私もほぼ同じ考えだ。私は常々、Dragon連続音声認識ソフトウエアの新版を誰かが作ってくれないかと思っていた。自分のiPodに口述し、それをプログラムで清書できるようになればいいのに。手間ひまかけて修正しなくてもいいくらいにだ。

これはつまり、私専用のとても大きな辞書が使えるぐらいのCPU能力とメモリーが要るということだ。ひいては強力なハードウエアが必要である。いま持っているものより強力なマシンが必要かどうか、私にはわからない。

確かに、このソフトは新バージョンが出ている。しかし好意的なレビューを目にしたことがないところを見ると、そのために新しいハードが必要ということではないかもしれない。

それに加えて、格段に改良されたOCRソフトが欲しい。今の製品はあまり正確ではなく、特定のテキストやフォントの癖を学習できない。紙が黄ばんでしまった古い本の場合は、ほとんど使えない。今のところは、本を海外に送って3回手入力させ、入力内容を比較して完全な最終出力を作る方がまだ安い。

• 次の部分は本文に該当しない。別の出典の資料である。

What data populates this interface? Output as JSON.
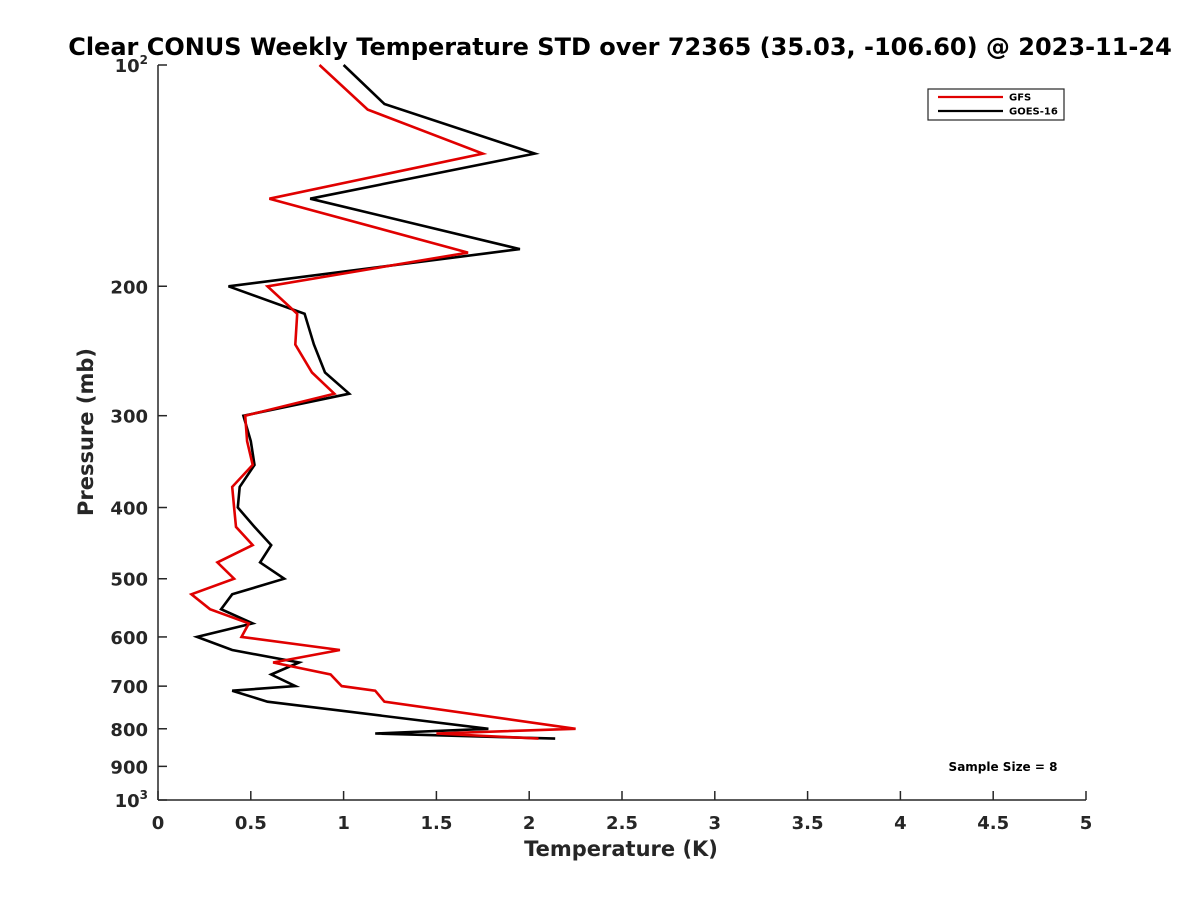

もう1つの方法は、本をローラ・サンプソンのもとへ送ることだ。この人は1回で完璧に入力し、原本の文法的な間違いや誤植を修正する。ただし、彼女はいつも手が一杯だ。

どちらの方法も、OCRを使って自分で修正するより簡単だ。非常に古い著作の中には、例えば隣の少年か誰かに安くやらせることが可能なら、ぜひWordに入れたいと思うものがある。

コンピューターにやらせたいと思うことは他にもあるだろう。いずれにせよ、今のシステムよりも強力なCPU能力が必要だ。